“Sou feliz com a liberdade dentro da minha gaiola”. Lembro sempre dessa frase que ouvi de um participante do Projeto Homens em 2011. Ter esse nível de consciência, estou cada vez mais convencida, é para poucos. Pelo que percebo, a maioria de nós, sonha com um estado de liberdade que, na prática, temos pouco ou nenhuma coragem de encarar. Mesmo assim, o sonho da liberdade plena nos faz viver com toques de frustração e uma eterna insatisfação impossível de saciar.
Por que temos dificuldade em encarar de frente o desejo da liberdade plena? Porque ela significa romper com as relações. Somos seres sociais e como tais existimos também pelas relações que construímos. Podemos querer isolamento e individualidade, porém, poucos queremos viver como ermitãos. O isolamento e a individualidade que sonhamos busca manifestar nossa personalidade com (certa) autonomia.
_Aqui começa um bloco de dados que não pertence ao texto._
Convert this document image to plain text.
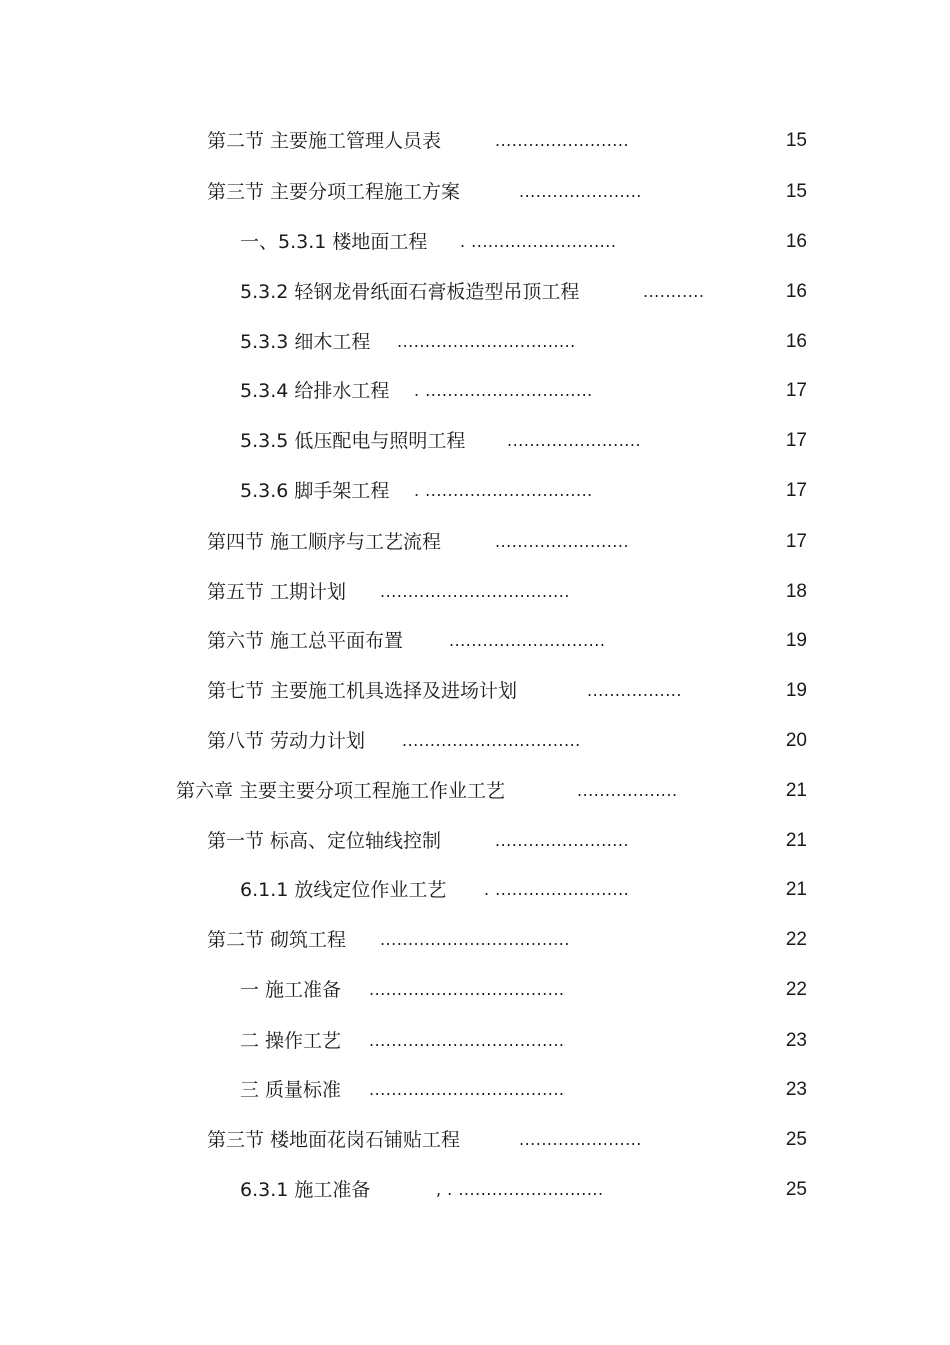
第二节 主要施工管理人员表	........................	15
第三节 主要分项工程施工方案	......................	15
一、5.3.1 楼地面工程 . ..........................	16
5.3.2 轻钢龙骨纸面石膏板造型吊顶工程	...........	16
5.3.3 细木工程 ................................	16
5.3.4 给排水工程 . ..............................	17
5.3.5 低压配电与照明工程	........................	17
5.3.6 脚手架工程 . ..............................	17
第四节 施工顺序与工艺流程	........................	17
第五节 工期计划 ..................................	18
第六节 施工总平面布置	............................	19
第七节 主要施工机具选择及进场计划	.................	19
第八节 劳动力计划 ................................	20
第六章 主要主要分项工程施工作业工艺	..................	21
第一节 标高、定位轴线控制	........................	21
6.1.1 放线定位作业工艺 . ........................	21
第二节 砌筑工程 ..................................	22
一 施工准备 ...................................	22
二 操作工艺 ...................................	23
三 质量标准 ...................................	23
第三节 楼地面花岗石铺贴工程	......................	25
6.3.1 施工准备	, . ..........................	25
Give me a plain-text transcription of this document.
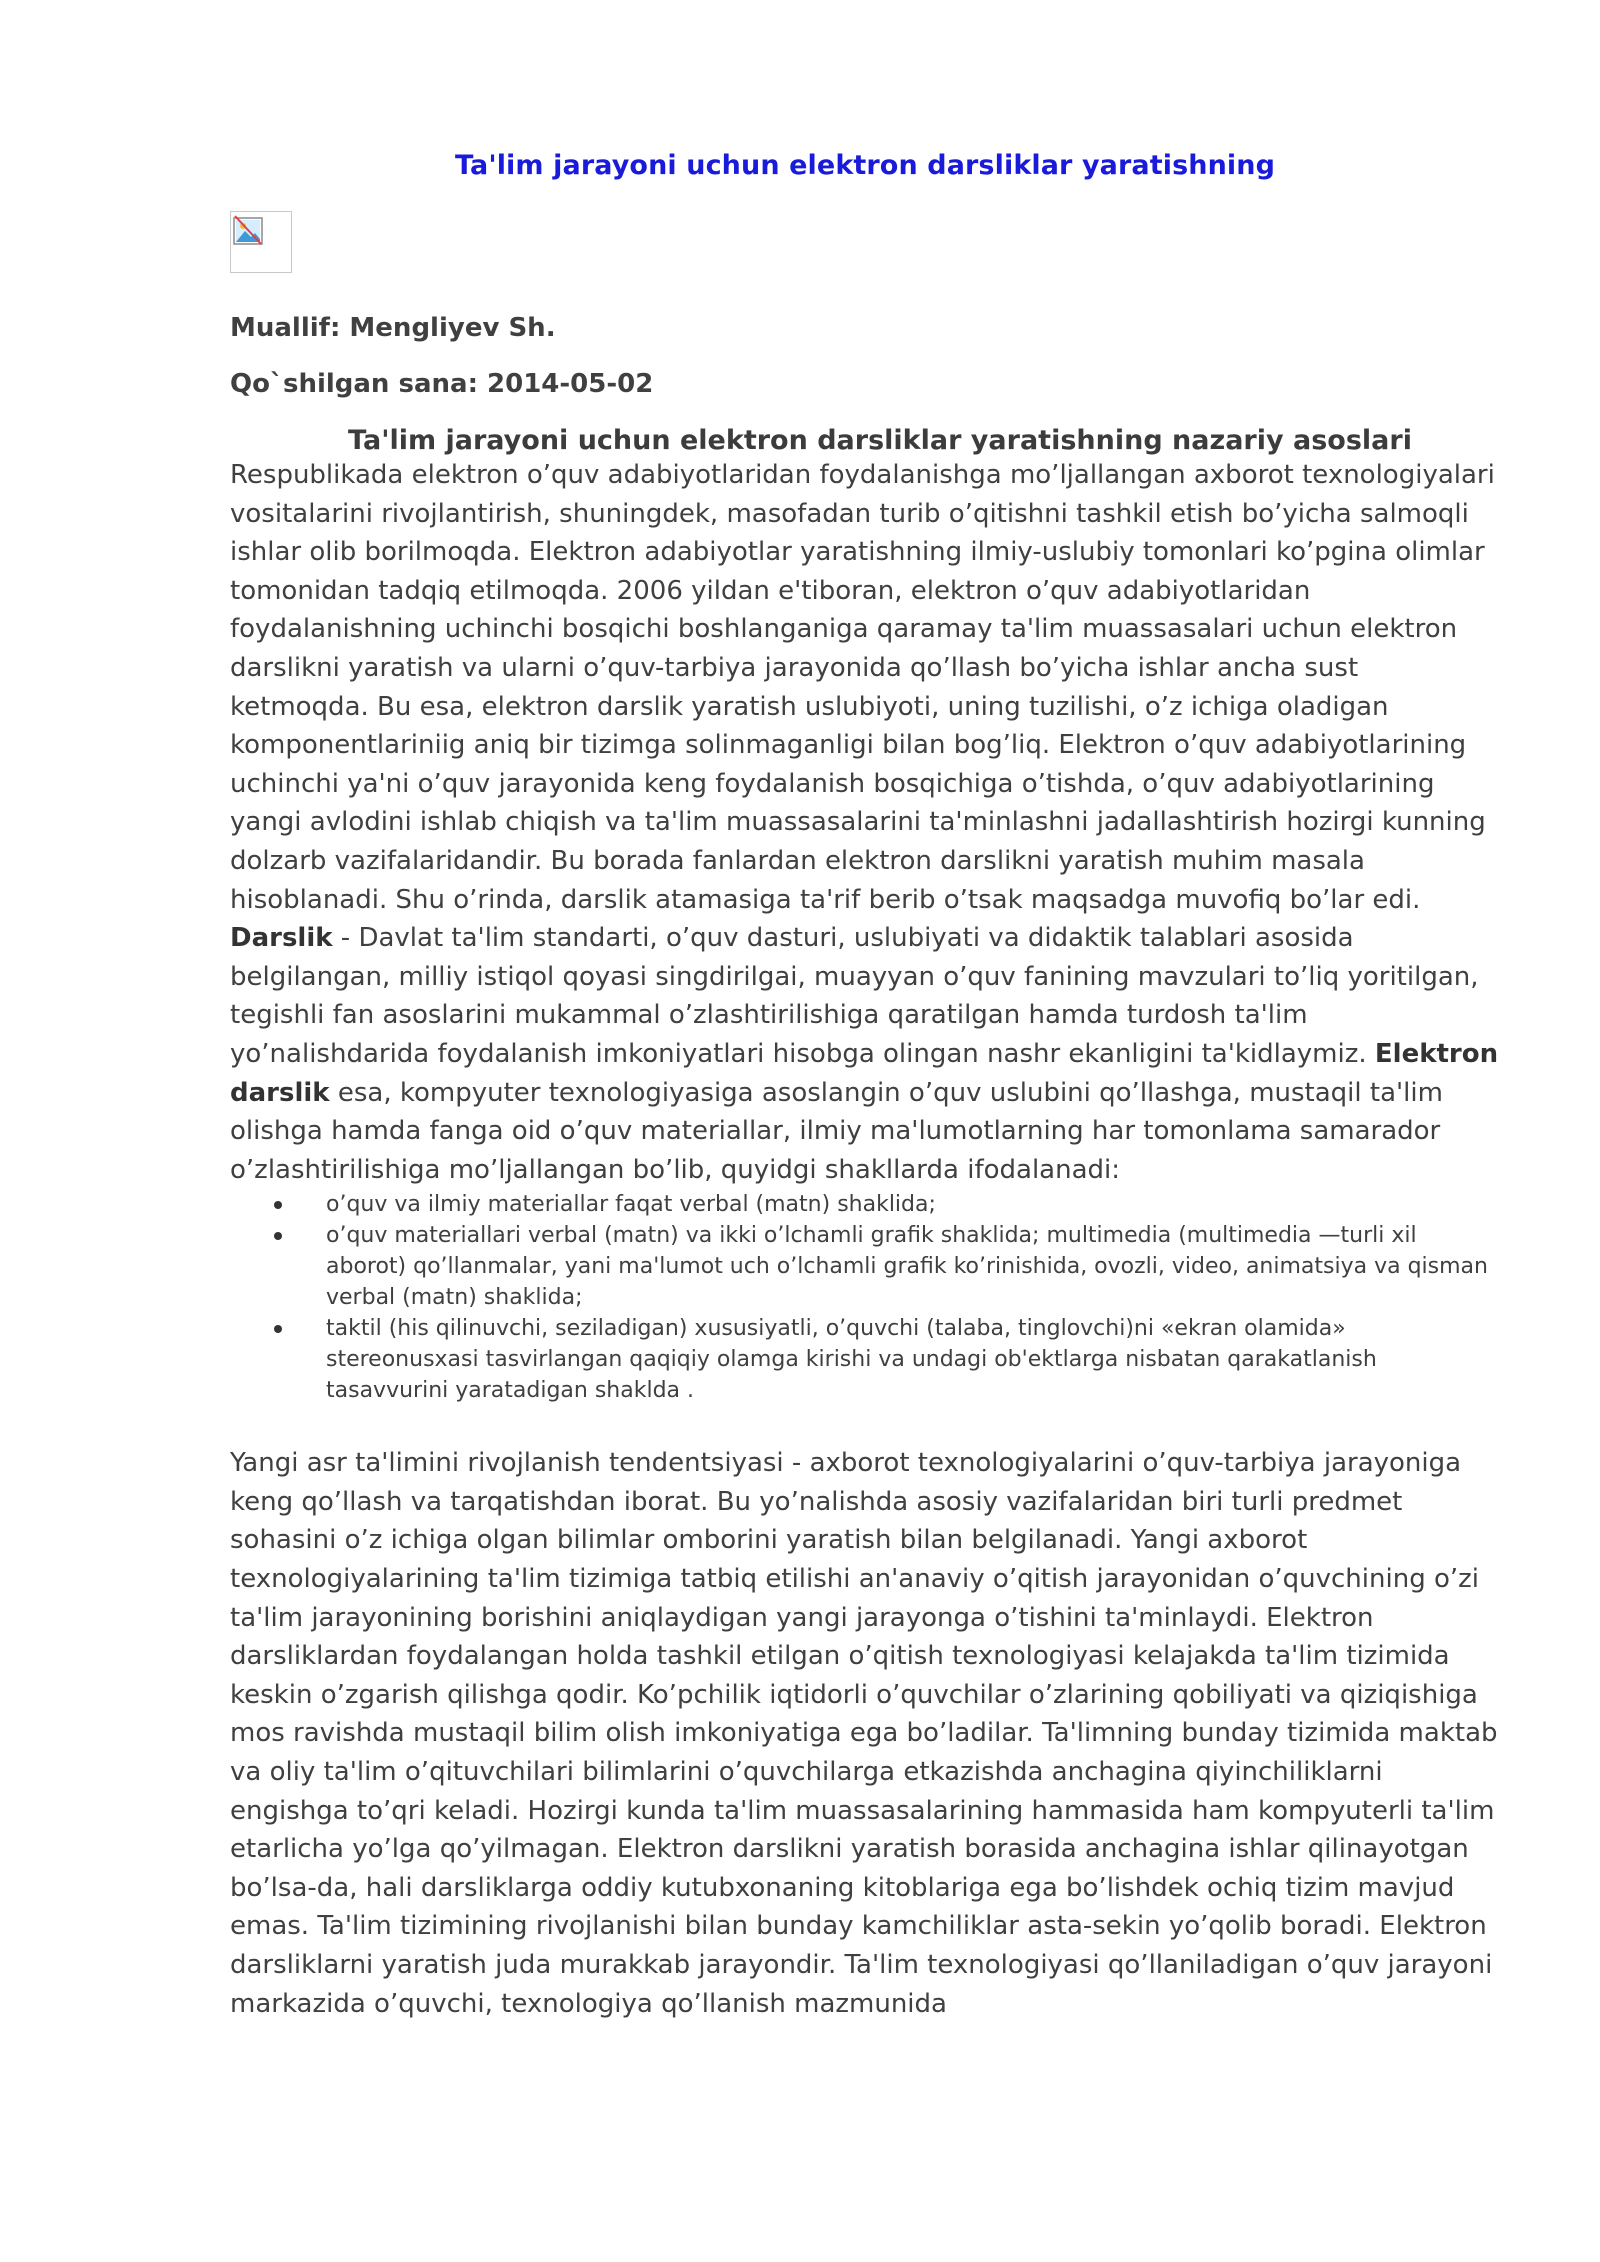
Ta'lim jarayoni uchun elektron darsliklar yaratishning

Muallif: Mengliyev Sh.

Qo`shilgan sana: 2014-05-02

Ta'lim jarayoni uchun elektron darsliklar yaratishning nazariy asoslari

Respublikada elektron o’quv adabiyotlaridan foydalanishga mo’ljallangan axborot texnologiyalari vositalarini rivojlantirish, shuningdek, masofadan turib o’qitishni tashkil etish bo’yicha salmoqli ishlar olib borilmoqda. Elektron adabiyotlar yaratishning ilmiy-uslubiy tomonlari ko’pgina olimlar tomonidan tadqiq etilmoqda. 2006 yildan e'tiboran, elektron o’quv adabiyotlaridan foydalanishning uchinchi bosqichi boshlanganiga qaramay ta'lim muassasalari uchun elektron darslikni yaratish va ularni o’quv-tarbiya jarayonida qo’llash bo’yicha ishlar ancha sust ketmoqda. Bu esa, elektron darslik yaratish uslubiyoti, uning tuzilishi, o’z ichiga oladigan komponentlariniig aniq bir tizimga solinmaganligi bilan bog’liq. Elektron o’quv adabiyotlarining uchinchi ya'ni o’quv jarayonida keng foydalanish bosqichiga o’tishda, o’quv adabiyotlarining yangi avlodini ishlab chiqish va ta'lim muassasalarini ta'minlashni jadallashtirish hozirgi kunning dolzarb vazifalaridandir. Bu borada fanlardan elektron darslikni yaratish muhim masala hisoblanadi. Shu o’rinda, darslik atamasiga ta'rif berib o’tsak maqsadga muvofiq bo’lar edi. Darslik - Davlat ta'lim standarti, o’quv dasturi, uslubiyati va didaktik talablari asosida belgilangan, milliy istiqol qoyasi singdirilgai, muayyan o’quv fanining mavzulari to’liq yoritilgan, tegishli fan asoslarini mukammal o’zlashtirilishiga qaratilgan hamda turdosh ta'lim yo’nalishdarida foydalanish imkoniyatlari hisobga olingan nashr ekanligini ta'kidlaymiz. Elektron darslik esa, kompyuter texnologiyasiga asoslangin o’quv uslubini qo’llashga, mustaqil ta'lim olishga hamda fanga oid o’quv materiallar, ilmiy ma'lumotlarning har tomonlama samarador o’zlashtirilishiga mo’ljallangan bo’lib, quyidgi shakllarda ifodalanadi:

o’quv va ilmiy materiallar faqat verbal (matn) shaklida;
o’quv materiallari verbal (matn) va ikki o’lchamli grafik shaklida; multimedia (multimedia —turli xil aborot) qo’llanmalar, yani ma'lumot uch o’lchamli grafik ko’rinishida, ovozli, video, animatsiya va qisman verbal (matn) shaklida;
taktil (his qilinuvchi, seziladigan) xususiyatli, o’quvchi (talaba, tinglovchi)ni «ekran olamida» stereonusxasi tasvirlangan qaqiqiy olamga kirishi va undagi ob'ektlarga nisbatan qarakatlanish tasavvurini yaratadigan shaklda .

Yangi asr ta'limini rivojlanish tendentsiyasi - axborot texnologiyalarini o’quv-tarbiya jarayoniga keng qo’llash va tarqatishdan iborat. Bu yo’nalishda asosiy vazifalaridan biri turli predmet sohasini o’z ichiga olgan bilimlar omborini yaratish bilan belgilanadi. Yangi axborot texnologiyalarining ta'lim tizimiga tatbiq etilishi an'anaviy o’qitish jarayonidan o’quvchining o’zi ta'lim jarayonining borishini aniqlaydigan yangi jarayonga o’tishini ta'minlaydi. Elektron darsliklardan foydalangan holda tashkil etilgan o’qitish texnologiyasi kelajakda ta'lim tizimida keskin o’zgarish qilishga qodir. Ko’pchilik iqtidorli o’quvchilar o’zlarining qobiliyati va qiziqishiga mos ravishda mustaqil bilim olish imkoniyatiga ega bo’ladilar. Ta'limning bunday tizimida maktab va oliy ta'lim o’qituvchilari bilimlarini o’quvchilarga etkazishda anchagina qiyinchiliklarni engishga to’qri keladi. Hozirgi kunda ta'lim muassasalarining hammasida ham kompyuterli ta'lim etarlicha yo’lga qo’yilmagan. Elektron darslikni yaratish borasida anchagina ishlar qilinayotgan bo’lsa-da, hali darsliklarga oddiy kutubxonaning kitoblariga ega bo’lishdek ochiq tizim mavjud emas. Ta'lim tizimining rivojlanishi bilan bunday kamchiliklar asta-sekin yo’qolib boradi. Elektron darsliklarni yaratish juda murakkab jarayondir. Ta'lim texnologiyasi qo’llaniladigan o’quv jarayoni markazida o’quvchi, texnologiya qo’llanish mazmunida
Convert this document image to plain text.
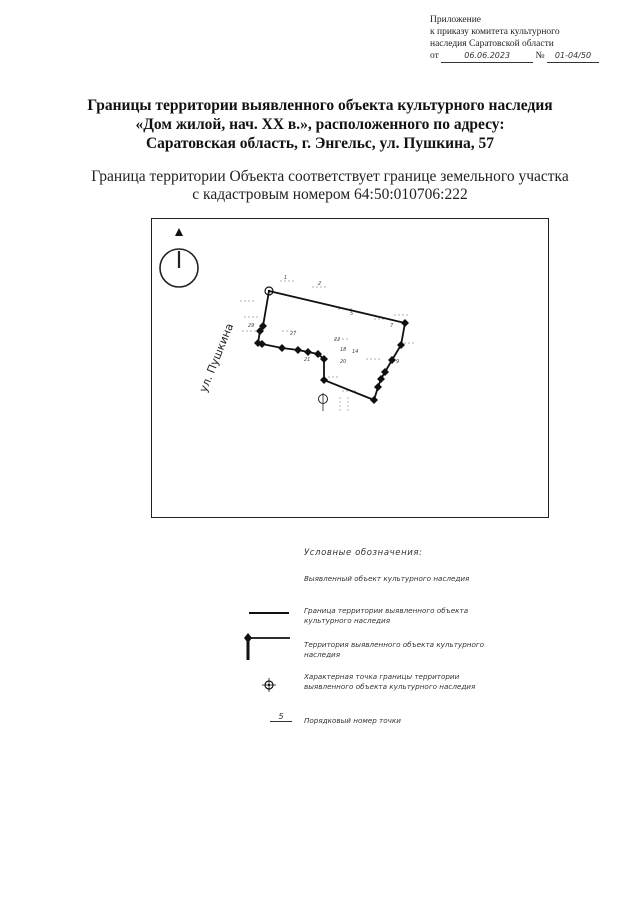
Приложение
к приказу комитета культурного
наследия Саратовской области
от	06.06.2023	№ 01-04/50
Границы территории выявленного объекта культурного наследия
«Дом жилой, нач. XX в.», расположенного по адресу:
Саратовская область, г. Энгельс, ул. Пушкина, 57
Граница территории Объекта соответствует границе земельного участка
с кадастровым номером 64:50:010706:222
ул. Пушкина
1
2
5
7
9
27
22
21	20
29
18 14
Условные обозначения:
Выявленный объект культурного наследия
Граница территории выявленного объекта культурного наследия
Территория выявленного объекта культурного наследия
Характерная точка границы территории выявленного объекта культурного наследия
5	Порядковый номер точки
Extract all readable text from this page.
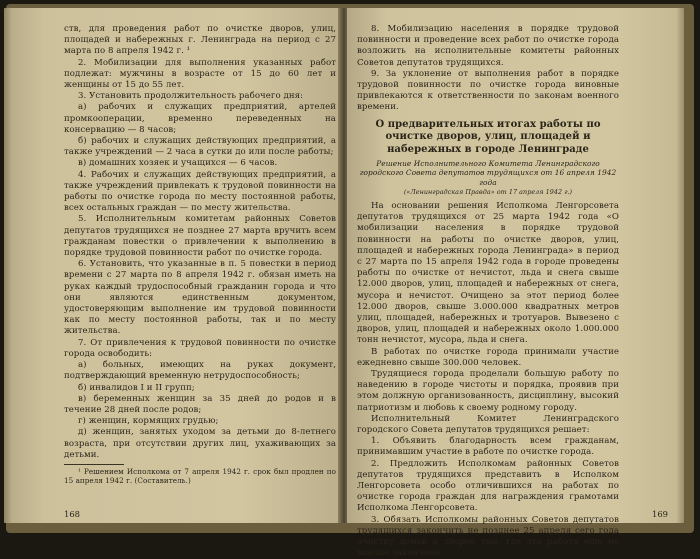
ств, для проведения работ по очистке дворов, улиц, площадей и набережных г. Ленинграда на период с 27 марта по 8 апреля 1942 г. ¹

2. Мобилизации для выполнения указанных работ подлежат: мужчины в возрасте от 15 до 60 лет и женщины от 15 до 55 лет.

3. Установить продолжительность рабочего дня:

а) рабочих и служащих предприятий, артелей промкооперации, временно переведенных на консервацию — 8 часов;

б) рабочих и служащих действующих предприятий, а также учреждений — 2 часа в сутки до или после работы;

в) домашних хозяек и учащихся — 6 часов.

4. Рабочих и служащих действующих предприятий, а также учреждений привлекать к трудовой повинности на работы по очистке города по месту постоянной работы, всех остальных граждан — по месту жительства.

5. Исполнительным комитетам районных Советов депутатов трудящихся не позднее 27 марта вручить всем гражданам повестки о привлечении к выполнению в порядке трудовой повинности работ по очистке города.

6. Установить, что указанные в п. 5 повестки в период времени с 27 марта по 8 апреля 1942 г. обязан иметь на руках каждый трудоспособный гражданин города и что они являются единственным документом, удостоверяющим выполнение им трудовой повинности как по месту постоянной работы, так и по месту жительства.

7. От привлечения к трудовой повинности по очистке города освободить:

а) больных, имеющих на руках документ, подтверждающий временную нетрудоспособность;

б) инвалидов I и II групп;

в) беременных женщин за 35 дней до родов и в течение 28 дней после родов;

г) женщин, кормящих грудью;

д) женщин, занятых уходом за детьми до 8-летнего возраста, при отсутствии других лиц, ухаживающих за детьми.

¹ Решением Исполкома от 7 апреля 1942 г. срок был продлен по 15 апреля 1942 г. (Составитель.)

168

8. Мобилизацию населения в порядке трудовой повинности и проведение всех работ по очистке города возложить на исполнительные комитеты районных Советов депутатов трудящихся.

9. За уклонение от выполнения работ в порядке трудовой повинности по очистке города виновные привлекаются к ответственности по законам военного времени.

О предварительных итогах работы по очистке дворов, улиц, площадей и набережных в городе Ленинграде

Решение Исполнительного Комитета Ленинградского городского Совета депутатов трудящихся от 16 апреля 1942 года
(«Ленинградская Правда» от 17 апреля 1942 г.)

На основании решения Исполкома Ленгорсовета депутатов трудящихся от 25 марта 1942 года «О мобилизации населения в порядке трудовой повинности на работы по очистке дворов, улиц, площадей и набережных города Ленинграда» в период с 27 марта по 15 апреля 1942 года в городе проведены работы по очистке от нечистот, льда и снега свыше 12.000 дворов, улиц, площадей и набережных от снега, мусора и нечистот. Очищено за этот период более 12.000 дворов, свыше 3.000.000 квадратных метров улиц, площадей, набережных и тротуаров. Вывезено с дворов, улиц, площадей и набережных около 1.000.000 тонн нечистот, мусора, льда и снега.

В работах по очистке города принимали участие ежедневно свыше 300.000 человек.

Трудящиеся города проделали большую работу по наведению в городе чистоты и порядка, проявив при этом должную организованность, дисциплину, высокий патриотизм и любовь к своему родному городу.

Исполнительный Комитет Ленинградского городского Совета депутатов трудящихся решает:

1. Объявить благодарность всем гражданам, принимавшим участие в работе по очистке города.

2. Предложить Исполкомам районных Советов депутатов трудящихся представить в Исполком Ленгорсовета особо отличившихся на работах по очистке города граждан для награждения грамотами Исполкома Ленгорсовета.

3. Обязать Исполкомы районных Советов депутатов трудящихся закончить не позднее 25 апреля сего года очистку домов и дворов там, где эта работа еще не вполне закончена.

169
Ambos permitem que mantenhamos distância da pressão social que quer padronizar tudo e todos.
Por outro lado, a manifestação da nossa personalidade se faz dentro de padrões sociais estabelecidos porque, no fundo, queremos manter relações com o outro. Talvez essa seja a armadilha da tão sonhada liberdade: sonhar com algo que não queremos assumir de fato, pelas consequências que nos trará. A liberdade, como tudo, tem seu preço e o quanto aceitamos pagar por ela, ditará o quanto a viveremos. Mais liberdade, mais isolamento, menos relações.
Talvez se compreendermos essa relação liberdade X consequências, consigamos ter mais tranquilidade com a liberdade que assumimos nas nossas vidas. E quando o desejo dela se expandir bater na nossa alma de tempos em tempos, consigamos respirar fundo, reorganizar nossos desejos e anseios, ampliar aquilo que é possível, ceder naquilo que não é, para continuar equilibrando o sonho com a realidade sem pesar.
Nany Bilate é pensadora intuitiva e pesquisadora. Seus estudos e textos são focados na transição de valores e crenças da nossa sociedade. E sua interferência nas identidades feminina e masculina contemporâneas.
2 Comments
Aqui pensando sobre seu post... Liberdade é algo que permeia a minha vida desde os mais tenros anos e reflito se um dia ela exisitu em mim, comigo. Fato é que é o valor que mais primo e que sei que ainda estou longe de tê-la plena. Tê-la plena, em minha visão, está perto da liberdade que Mandela disse ter na prisão: a liberdade interna, independente do contexto e da condição. Penso ter a liberdade como a utopia maior da vida e ir lapidando, ao longo de minha existência, a coerência que me levará a esta liberdade interna, resiliente o suficiente para existir apesar de qualquer circunstância.
Creio que há almas livres por natureza querida Nely. Outras nem tanto. Essas almas livres serão como Mandela e você, livres independente do contexto e a condição. Também acredito que a gente aprende a tornar a alma cada vez mais livre, como Mandela bem ensina. A liberdade do Ser, acredito implica no outro. Tenho refletido e pensado bastante sobre isso. Creio que o Ser tem a ver com ação aqui na Terra, diferente da alma (pelo menos sigo essa linha de pensamento). Sendo o Ser uma manifestação, ação; interfere no meio, no outro. Equilibrar essa alma livre com esse Ser é nossa tarefa mais árdua. A alma chama pela liberdade e o Ser cuida com as relações.
Sinto que as pessoas quando compreendem o que escolha sempre implica em abrir mão de algo, a vida fica mais fácil e menos dramática. Entender que liberdade da alma pode existir sem abrir mão do Ser relacional pode ajudar a não se frustrar tanto. Para isso precisamos compreender, como você mesmo disse, que a liberdade da alma existe independente do Ser.